Im Vergleich mit der PCA ist zu bemerken, dass die orthogonale Struktur aufgehoben wurde, und eine wietere Dimension eingeführt wurde. Die Addition dieser Modell-Komplexität führte zur Auflösung der in der PCA uneindeutigen inhaltlichen Struktur. Die zweite Komponente, die auf einem Extrem wirtschaftsliberale Parteien und auf dem andern Extrem rechtspopulistische Parteien verortete, scheint Aspekte der zweiten und dritten Dimension der 3D-Modelle vereint zu haben. Demnach erlauben drei Dimensionen die Differenzierung des parteipolitischen Spektrums, zu der der WOM in der Lage ist, hinreichend wiederzugeben.

Limitationen

Die Ergebnisse der ersten Stichprobe sind durch das Fehlen der Thesengewichtung in ihrer Aussagekraft limitiert. Dieser Unterschied verringert die Vergleichbarkeit mit dem online WOM. Ebenfalls fehlte der explizite Hinweis auf die Option, einzelne Thesen zu überspringen. Diese Unterschiede scheinen jedoch einen geringen Einfluss auf die Ergebnisse gehabt zu haben, wie der Vergleich mit Stichproben zwei und drei zeigt.

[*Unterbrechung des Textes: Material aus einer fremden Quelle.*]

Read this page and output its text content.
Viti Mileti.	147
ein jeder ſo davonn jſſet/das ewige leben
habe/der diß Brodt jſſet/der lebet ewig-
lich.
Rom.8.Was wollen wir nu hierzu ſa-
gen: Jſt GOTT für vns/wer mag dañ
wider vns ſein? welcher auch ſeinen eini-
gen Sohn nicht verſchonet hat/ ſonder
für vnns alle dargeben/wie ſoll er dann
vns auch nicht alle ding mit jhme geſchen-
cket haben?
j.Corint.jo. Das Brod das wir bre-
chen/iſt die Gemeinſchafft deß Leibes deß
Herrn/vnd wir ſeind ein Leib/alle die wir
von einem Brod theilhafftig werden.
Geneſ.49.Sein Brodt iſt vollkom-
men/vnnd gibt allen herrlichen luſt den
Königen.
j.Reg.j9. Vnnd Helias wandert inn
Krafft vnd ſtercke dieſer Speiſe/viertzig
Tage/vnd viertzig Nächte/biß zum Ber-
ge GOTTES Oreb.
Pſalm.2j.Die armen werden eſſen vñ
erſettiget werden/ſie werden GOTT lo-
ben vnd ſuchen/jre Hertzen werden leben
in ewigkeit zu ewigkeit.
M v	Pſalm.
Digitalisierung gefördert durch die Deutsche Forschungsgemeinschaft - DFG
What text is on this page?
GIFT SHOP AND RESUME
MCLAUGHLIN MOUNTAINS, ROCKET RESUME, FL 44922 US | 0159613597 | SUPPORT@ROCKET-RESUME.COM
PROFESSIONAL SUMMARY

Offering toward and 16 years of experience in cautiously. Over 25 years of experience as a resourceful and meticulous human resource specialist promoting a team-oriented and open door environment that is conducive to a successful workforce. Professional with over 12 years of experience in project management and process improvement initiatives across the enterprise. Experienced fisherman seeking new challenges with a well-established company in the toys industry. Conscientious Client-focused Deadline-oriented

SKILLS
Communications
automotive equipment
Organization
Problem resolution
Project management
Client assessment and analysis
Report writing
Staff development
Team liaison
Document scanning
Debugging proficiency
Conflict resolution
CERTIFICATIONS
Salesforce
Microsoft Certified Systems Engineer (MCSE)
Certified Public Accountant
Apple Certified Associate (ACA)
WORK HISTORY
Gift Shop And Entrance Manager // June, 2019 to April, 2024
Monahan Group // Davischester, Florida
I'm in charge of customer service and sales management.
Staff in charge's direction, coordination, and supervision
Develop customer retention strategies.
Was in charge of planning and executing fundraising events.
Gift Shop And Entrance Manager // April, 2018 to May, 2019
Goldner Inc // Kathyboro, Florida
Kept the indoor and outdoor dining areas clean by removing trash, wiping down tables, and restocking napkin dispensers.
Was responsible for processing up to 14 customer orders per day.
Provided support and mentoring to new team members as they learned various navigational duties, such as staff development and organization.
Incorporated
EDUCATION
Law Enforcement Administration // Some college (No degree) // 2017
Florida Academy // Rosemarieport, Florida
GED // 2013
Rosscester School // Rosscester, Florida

Eine zweite Einschränkung der Aussagekraft sind die nicht repräsentativen Stichproben. Trotz Bemühungen einen breiteren Teil der Bevölkerung zu erreichen, sind alle Stichproben überwiegend weiblich, höher gebildet und politisch nach links ausgerichtet. Stichproben eins und zwei beinhalten auch eher jüngere Teilnehmer_innen, und Stichprobe eins ist zusätzlich auf den Raum Bremen beschränkt. Die EFA war zwar in der Lage, zwischen verschiedenen Strömungen im rechts-konservativen Spektrum zu unterscheiden, aber die Akkuratesse dieser Differenzierung mag durch die politische Linksschiefe der Stichproben eingeschränkt sein. Zukünftige Studien sollten diese Ergebnisse an politisch ausgewogenen und repräsentativen Stichproben testen.

Implikationen und Konklusion

Basierend auf den Ergebnissen kann festgehalten werden, dass es dem WOM zu gelingen scheint, das deutsche parteipolitische Spektrum mit hinreichender Komplexität abzubilden. Die prozentualen Übereinstimmungen, die den Nutzer_innen ausgegeben werden, lassen sich auf latente Variablen zurückführen, die gängige soziale und ökonomische Dimensionen politischer Einstellung entlang eines Links-Rechts-Spektrum abbilden. Derartige faktorielle Validität erhöht die Chance, dass Nutzer_innen sich mit ihren jeweils spezifischen Ausprägungen auf diesen latenten Variablen in den vorgeschlagenen Partien reflektiert sehen. Das Ziel, die Wahlbeteiligung durch Identifikation mit den zur Wahl stehenden Parteien zu erhöhen, kann daher gut erreicht werden. Zukünftige Studien in dieser Richtung könnten die Identifikation vor und nach Anwendung des WOM messen oder zwischen Nutzer_innen und potentiellen Nicht-Nutzer_innen, um die Gültigkeit dieses Schlusses zu überprüfen. Die latenten Dimensionen, die in dieser Studie extrahiert wurden, könnten auch quantitativ auf ihre Vorhersage von politischen Entscheidungen und Verhalten weiter untersucht werden, etwa die Vorhersage von Wahlentscheidungen oder Unterstützungen von bestimmten Parteien.

Die Thesen, auf denen die Berechnungen des WOM basieren, scheinen differenziert genug, um die diversen Komponenten der politischen Orientierung im Antwortmuster darzustellen. Das macht den WOM zu einer guten Informationsquelle für Bürger_innen, die sich am Wahlsystem beteiligen wollen.

Wir bedanken uns ausdrücklich bei Dr. Thomas Grünhage für die Daten, die er uns zur Analyse zur Verfügung gestellt hat. Dank dieser zusätzlichen Stichprobe konnten wir das 3D-Modell überprüfen und die Aussagekraft dieser Publikation verbessern. Wir wissen diese unkomplizierte und gewinnbringende wissenschaftliche Kooperation sehr zu schätzen.

Wir danken allen Studierenden aus dem Experimentalpraktikum für Ihre wertvolle Unterstützung in der Rekrutierung von Personen außerhalb des universitären Kreises.